Un précurseur discret

Satie est généralement victime d'une équivoque. On voit trop exclusivement en lui l'humoriste qui aime donner à ses œuvres des titres cocasses et qui ne recule devant une plaisanterie que si elle cesse d'être inoffensive. En réalité, cet homme courtois et doux, sociable et ne se signalant en public par aucune excentricité, masquait derrière une volonté comique entretenue avec un sourire discret une audace de précurseur que sa pudeur naturelle lui interdisait de trop mettre en évidence. Il continue à écrire son œuvre en dehors de tous les mouvements esthétiques, de toutes les chapelles et écoles de l'époque, mais il les approche toutes.

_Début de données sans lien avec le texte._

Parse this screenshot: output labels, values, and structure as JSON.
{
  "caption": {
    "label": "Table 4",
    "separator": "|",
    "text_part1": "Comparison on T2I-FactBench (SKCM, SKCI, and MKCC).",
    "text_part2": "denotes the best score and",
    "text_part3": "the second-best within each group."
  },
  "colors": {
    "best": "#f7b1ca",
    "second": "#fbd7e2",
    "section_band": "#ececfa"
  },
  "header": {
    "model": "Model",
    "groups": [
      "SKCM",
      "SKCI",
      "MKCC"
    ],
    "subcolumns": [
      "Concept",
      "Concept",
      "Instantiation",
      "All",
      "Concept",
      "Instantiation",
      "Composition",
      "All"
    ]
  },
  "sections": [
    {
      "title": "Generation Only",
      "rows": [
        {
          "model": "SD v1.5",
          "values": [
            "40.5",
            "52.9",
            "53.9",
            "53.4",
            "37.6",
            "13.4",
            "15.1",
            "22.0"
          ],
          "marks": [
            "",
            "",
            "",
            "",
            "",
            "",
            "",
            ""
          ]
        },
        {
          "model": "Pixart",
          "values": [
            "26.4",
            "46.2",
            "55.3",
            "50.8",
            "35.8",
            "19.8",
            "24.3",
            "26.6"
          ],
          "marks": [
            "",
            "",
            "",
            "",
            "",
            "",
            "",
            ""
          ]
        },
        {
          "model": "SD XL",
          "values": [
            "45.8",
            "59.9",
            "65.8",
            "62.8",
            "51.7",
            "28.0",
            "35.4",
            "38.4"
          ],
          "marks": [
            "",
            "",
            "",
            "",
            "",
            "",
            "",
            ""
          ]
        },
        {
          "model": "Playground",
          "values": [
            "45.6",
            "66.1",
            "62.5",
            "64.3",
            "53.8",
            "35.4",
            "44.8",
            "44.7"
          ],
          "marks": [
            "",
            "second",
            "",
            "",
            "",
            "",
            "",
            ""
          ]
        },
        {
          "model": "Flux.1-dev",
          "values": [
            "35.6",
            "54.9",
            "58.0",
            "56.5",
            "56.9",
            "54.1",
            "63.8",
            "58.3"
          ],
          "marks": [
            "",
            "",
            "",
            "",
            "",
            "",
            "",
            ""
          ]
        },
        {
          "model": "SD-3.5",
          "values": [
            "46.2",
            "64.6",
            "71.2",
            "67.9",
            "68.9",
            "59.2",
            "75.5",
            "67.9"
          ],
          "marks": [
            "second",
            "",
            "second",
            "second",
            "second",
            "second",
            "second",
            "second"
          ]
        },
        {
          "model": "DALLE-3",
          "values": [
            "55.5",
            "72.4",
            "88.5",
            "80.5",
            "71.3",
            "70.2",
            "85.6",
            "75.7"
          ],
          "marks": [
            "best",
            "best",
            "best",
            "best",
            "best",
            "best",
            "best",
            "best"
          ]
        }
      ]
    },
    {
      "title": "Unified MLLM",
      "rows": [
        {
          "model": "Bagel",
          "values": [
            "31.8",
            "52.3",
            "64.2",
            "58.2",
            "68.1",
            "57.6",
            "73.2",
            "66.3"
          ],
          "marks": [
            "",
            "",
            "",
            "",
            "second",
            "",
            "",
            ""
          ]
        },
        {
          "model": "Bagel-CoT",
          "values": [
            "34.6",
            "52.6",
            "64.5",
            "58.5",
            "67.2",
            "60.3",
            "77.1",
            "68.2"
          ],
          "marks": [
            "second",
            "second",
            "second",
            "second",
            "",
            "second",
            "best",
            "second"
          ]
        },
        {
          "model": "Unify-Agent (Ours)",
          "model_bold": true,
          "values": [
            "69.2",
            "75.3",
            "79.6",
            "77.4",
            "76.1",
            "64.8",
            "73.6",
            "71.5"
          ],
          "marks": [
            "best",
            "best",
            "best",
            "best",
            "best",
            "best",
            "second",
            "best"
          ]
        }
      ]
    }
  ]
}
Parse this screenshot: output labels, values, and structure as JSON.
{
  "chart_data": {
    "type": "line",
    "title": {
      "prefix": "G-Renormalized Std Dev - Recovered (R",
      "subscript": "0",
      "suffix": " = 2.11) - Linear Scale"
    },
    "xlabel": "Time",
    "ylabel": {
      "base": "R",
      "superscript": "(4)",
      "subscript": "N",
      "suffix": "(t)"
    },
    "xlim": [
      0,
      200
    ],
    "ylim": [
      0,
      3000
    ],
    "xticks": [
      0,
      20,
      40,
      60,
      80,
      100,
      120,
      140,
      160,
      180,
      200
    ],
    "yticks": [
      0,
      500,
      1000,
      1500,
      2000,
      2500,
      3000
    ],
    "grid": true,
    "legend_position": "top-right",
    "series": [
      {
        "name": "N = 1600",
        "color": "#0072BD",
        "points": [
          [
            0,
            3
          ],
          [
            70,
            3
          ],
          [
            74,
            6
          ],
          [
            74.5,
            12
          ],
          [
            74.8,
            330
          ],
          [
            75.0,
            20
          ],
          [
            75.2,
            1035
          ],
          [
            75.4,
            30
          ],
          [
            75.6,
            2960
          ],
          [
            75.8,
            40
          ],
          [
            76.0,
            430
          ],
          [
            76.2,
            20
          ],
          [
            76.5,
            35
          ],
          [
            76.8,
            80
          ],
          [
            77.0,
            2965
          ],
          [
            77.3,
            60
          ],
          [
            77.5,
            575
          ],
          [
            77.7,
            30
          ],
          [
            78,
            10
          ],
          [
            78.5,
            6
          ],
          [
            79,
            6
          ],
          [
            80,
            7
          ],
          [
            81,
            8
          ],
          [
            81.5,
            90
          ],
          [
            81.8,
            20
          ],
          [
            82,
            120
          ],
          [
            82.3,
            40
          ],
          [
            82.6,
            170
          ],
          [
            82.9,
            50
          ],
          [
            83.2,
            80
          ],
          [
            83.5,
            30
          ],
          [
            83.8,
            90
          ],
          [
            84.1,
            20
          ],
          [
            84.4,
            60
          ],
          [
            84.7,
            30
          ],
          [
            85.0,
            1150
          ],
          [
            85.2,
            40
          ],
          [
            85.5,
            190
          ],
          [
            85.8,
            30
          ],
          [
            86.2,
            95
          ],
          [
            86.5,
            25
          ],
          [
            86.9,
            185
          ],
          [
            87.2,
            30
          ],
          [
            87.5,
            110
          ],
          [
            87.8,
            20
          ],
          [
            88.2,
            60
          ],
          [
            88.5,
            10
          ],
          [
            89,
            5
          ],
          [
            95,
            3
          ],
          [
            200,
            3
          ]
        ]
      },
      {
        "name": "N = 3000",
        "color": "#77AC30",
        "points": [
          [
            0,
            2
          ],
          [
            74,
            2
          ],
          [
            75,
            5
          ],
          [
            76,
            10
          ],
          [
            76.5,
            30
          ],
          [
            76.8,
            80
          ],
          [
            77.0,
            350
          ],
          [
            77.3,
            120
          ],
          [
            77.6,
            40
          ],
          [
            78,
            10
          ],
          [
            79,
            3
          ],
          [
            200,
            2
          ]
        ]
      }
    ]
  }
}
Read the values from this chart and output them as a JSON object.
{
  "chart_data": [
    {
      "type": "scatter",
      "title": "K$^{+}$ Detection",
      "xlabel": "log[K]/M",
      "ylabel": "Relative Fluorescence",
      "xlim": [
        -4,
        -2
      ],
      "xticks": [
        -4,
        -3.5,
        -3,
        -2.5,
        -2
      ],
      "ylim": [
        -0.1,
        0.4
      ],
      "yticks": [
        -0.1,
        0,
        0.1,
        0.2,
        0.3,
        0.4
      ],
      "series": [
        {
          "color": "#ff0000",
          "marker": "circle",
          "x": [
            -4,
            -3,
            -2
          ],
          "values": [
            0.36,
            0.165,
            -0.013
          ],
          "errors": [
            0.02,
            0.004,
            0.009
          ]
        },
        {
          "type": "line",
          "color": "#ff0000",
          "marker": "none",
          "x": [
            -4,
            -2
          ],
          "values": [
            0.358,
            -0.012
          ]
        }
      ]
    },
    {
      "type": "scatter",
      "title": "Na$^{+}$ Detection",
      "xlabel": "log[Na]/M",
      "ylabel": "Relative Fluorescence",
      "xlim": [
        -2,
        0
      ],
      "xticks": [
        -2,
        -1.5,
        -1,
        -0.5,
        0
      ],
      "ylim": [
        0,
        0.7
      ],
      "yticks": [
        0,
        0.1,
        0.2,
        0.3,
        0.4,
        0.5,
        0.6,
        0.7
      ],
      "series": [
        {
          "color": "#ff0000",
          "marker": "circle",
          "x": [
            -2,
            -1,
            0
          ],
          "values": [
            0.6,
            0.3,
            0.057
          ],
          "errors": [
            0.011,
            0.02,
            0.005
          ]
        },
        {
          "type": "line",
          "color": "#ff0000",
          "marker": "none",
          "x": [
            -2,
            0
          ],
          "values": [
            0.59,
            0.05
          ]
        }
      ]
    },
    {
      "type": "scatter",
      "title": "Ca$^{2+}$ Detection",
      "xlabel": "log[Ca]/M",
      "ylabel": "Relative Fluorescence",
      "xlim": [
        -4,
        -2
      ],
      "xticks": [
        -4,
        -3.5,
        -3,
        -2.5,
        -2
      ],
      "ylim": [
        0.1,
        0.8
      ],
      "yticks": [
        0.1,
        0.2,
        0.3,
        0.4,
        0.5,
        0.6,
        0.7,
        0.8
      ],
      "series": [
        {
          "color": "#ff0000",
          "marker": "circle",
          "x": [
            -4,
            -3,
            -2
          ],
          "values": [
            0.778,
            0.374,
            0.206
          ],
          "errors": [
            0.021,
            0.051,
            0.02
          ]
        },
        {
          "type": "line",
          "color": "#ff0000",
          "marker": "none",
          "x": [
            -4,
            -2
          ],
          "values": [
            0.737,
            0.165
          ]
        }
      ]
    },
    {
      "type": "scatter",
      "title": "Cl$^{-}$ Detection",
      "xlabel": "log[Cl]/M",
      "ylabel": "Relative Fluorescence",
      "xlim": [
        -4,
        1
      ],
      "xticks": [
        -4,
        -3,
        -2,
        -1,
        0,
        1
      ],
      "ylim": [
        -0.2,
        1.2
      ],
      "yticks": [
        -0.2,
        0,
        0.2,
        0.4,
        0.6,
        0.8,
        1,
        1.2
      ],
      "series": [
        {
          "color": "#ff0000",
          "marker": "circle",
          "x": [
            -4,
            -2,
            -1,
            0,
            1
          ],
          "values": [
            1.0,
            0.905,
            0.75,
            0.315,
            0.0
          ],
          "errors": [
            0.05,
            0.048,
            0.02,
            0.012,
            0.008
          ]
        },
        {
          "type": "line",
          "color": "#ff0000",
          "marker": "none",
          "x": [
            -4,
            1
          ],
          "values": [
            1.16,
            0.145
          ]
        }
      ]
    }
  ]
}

Après les Pièces froides (1897) et les Morceaux en forme de poire (1903), ce sont les Préludes flasques pour un chien, les Embryons desséchés, les Valses du précieux dégoûté, les Danses de travers, les Croquis et agaceries d'un gros bonhomme en bois, échelonnés entre 1906 et 1914, œuvres détachées de tout système, nues, sans prestige ni sortilège d'écriture, modestes dans leur nouveauté et dépourvues de tout effet oratoire. Satie est mêlé au mouvement de la Société de musique indépendante, et ami de Ravel qui fait jouer sa musique. Brusquement, il passe auprès du grand public pour un précurseur, un personnage d'avant-garde, car, en 1917, les Ballets russes de Diaghilev montent Parade, ballet écrit d'après un argument de Cocteau et dansé dans des décors de Picasso avec une chorégraphie audacieuse de Massine. L'œuvre est fracassante, et l'on y voit apparaître des procédés qui feront fureur, bien des années plus tard, chez des musiciens soucieux de modernisme mais souvent moins imaginatifs que Satie : il s'agit de l'extension de la percussion classique par toutes sortes d'instruments d'occasion tels que sirène, machine à écrire. Cependant, le musicien produit simultanément une œuvre d'une austérité rare, un drame symphonique sur un texte de Platon traduit par Victor Cousin : Socrate (1918). Il s'agit là d'une technique nouvelle qui appartient entièrement à Satie, et qui nous envoûte par sa sereine noblesse, son renoncement à tout brillant, sa richesse intérieure extraordinaire.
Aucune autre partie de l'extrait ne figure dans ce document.